Nos anos 1950 a sociedade brasileira passava por transformações culturais marcantes. As tensões entre instituições autoritárias e um novo estilo de vida, com maior liberdade, afetava principalmente os jovens das classes médias urbanas, que viviam tudo isso em seus cotidianos.

A literatura não passou incólume a essa tensão. O surgimento de um novo estilo de romance naquela década expressa os dilemas e conflitos de uma geração que buscava romper com o passado mas ainda não tinha ideia de que caminhos trilhar.

Um estudo desenvolvido no Programa de Pós-Graduação em Letras da Universidade Federal do Paraná (UFPR) e publicado no periódico científico Remate de Males, analisou dois romances que se fixaram como marcos dessa mudança: O Ventre, de Carlos Heitor Cony, e O Encontro Marcado, de Fernando Sabino.

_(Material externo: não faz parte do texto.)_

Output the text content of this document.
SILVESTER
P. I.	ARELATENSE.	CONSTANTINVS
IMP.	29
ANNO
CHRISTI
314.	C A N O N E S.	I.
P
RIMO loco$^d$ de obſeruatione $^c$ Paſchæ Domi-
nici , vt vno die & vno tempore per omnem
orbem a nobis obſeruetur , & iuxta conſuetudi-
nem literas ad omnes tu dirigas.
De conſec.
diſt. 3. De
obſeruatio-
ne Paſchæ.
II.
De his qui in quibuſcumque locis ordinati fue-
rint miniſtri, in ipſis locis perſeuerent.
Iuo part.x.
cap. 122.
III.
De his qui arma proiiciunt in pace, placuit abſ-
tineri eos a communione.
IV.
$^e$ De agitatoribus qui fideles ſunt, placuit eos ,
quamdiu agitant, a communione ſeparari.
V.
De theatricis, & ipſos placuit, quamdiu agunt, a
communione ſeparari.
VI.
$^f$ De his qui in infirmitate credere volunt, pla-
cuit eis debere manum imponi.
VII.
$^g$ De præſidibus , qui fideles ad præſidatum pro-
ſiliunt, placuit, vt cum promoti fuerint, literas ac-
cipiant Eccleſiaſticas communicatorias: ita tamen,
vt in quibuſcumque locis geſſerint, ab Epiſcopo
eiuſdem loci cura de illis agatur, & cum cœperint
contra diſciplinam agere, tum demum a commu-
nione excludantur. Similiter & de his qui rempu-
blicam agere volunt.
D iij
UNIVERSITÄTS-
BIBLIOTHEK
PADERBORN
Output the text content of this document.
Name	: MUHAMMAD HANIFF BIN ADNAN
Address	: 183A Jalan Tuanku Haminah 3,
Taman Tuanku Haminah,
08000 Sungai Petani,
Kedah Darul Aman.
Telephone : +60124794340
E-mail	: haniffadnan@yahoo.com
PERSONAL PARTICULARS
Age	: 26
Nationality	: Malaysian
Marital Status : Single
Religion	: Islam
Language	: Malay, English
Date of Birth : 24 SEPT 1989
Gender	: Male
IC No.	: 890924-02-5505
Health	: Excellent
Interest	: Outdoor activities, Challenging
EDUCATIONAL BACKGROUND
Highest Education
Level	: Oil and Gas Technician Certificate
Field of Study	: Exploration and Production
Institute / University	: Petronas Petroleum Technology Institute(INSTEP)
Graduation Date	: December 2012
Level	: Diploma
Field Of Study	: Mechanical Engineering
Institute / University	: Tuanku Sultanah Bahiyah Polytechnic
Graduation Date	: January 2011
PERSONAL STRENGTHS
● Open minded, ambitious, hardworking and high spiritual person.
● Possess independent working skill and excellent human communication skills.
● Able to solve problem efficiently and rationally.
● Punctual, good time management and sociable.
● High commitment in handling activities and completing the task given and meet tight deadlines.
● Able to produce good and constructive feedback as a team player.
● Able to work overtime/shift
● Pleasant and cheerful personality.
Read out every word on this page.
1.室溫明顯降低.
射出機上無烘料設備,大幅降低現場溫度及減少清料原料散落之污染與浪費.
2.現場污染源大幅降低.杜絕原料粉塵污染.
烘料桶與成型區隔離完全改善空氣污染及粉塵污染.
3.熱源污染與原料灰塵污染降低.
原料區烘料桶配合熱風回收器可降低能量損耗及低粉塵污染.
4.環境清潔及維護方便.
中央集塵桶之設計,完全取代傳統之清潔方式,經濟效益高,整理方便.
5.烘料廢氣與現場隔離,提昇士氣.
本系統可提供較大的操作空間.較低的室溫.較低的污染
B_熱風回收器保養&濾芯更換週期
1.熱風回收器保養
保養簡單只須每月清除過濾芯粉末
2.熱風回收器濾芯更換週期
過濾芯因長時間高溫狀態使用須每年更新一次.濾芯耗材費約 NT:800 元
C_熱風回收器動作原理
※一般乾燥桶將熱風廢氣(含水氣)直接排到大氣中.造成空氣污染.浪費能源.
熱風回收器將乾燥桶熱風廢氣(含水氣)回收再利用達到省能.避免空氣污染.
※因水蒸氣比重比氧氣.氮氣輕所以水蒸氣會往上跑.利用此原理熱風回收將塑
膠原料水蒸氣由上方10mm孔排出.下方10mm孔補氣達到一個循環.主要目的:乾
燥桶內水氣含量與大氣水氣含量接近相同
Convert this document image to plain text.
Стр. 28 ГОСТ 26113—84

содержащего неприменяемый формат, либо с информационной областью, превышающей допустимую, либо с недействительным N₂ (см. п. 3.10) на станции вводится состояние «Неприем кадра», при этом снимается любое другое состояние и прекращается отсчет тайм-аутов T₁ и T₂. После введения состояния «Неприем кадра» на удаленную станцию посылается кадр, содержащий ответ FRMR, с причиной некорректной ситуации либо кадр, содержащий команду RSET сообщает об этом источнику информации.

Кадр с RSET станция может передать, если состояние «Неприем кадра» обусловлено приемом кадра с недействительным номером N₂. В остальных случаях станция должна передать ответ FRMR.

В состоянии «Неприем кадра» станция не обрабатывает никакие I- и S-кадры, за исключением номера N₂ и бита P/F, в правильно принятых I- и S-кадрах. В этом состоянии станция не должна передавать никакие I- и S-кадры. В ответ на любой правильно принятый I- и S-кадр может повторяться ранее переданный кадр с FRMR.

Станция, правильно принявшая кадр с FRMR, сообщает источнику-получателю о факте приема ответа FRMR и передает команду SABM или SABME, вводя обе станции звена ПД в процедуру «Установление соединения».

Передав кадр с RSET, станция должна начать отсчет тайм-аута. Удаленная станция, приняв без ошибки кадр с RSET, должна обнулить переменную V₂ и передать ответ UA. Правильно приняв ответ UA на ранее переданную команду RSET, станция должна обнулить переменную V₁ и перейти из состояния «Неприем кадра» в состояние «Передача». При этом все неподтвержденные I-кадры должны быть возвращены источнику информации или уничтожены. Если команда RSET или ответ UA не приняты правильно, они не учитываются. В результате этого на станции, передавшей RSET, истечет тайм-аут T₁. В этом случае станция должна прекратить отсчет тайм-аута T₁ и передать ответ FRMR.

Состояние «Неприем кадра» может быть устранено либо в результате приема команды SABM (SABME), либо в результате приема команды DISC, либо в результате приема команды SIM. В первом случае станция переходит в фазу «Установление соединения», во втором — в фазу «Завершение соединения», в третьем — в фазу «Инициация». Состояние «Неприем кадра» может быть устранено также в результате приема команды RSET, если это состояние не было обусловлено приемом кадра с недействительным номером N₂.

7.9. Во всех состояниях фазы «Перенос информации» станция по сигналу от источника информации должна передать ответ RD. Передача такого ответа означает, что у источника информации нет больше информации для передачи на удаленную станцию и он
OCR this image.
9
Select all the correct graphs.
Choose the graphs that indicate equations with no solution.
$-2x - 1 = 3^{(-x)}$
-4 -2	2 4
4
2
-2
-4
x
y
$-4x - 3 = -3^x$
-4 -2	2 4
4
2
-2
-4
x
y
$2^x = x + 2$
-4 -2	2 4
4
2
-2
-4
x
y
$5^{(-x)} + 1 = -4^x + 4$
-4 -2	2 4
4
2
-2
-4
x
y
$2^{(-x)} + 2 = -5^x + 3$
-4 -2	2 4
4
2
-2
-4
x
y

O artigo de autoria do professor Pedro Dolabela Chagas e do doutorando Luiz Guilherme de Oliveira revela como o tema da viagem é utilizado como uma metáfora para abordar o amadurecimento dos personagens, um artifício que expõe o processo de construção de sua personalidade, ou “formação do self”, como colocam os autores.

Para eles, essas obras representam o Bildungsroman (“romance de formação”) brasileiro, estilo de romance centrado no processo de formação da identidade e autoconsciência dos protagonistas.

“O conceito de Bildungsroman indica um romance em que é exposto, de forma pormenorizada, o processo de desenvolvimento físico, moral, psicológico, estético, social ou político de um personagem, geralmente desde a sua infância ou adolescência até um estado de maior maturidade”, explica Oliveira.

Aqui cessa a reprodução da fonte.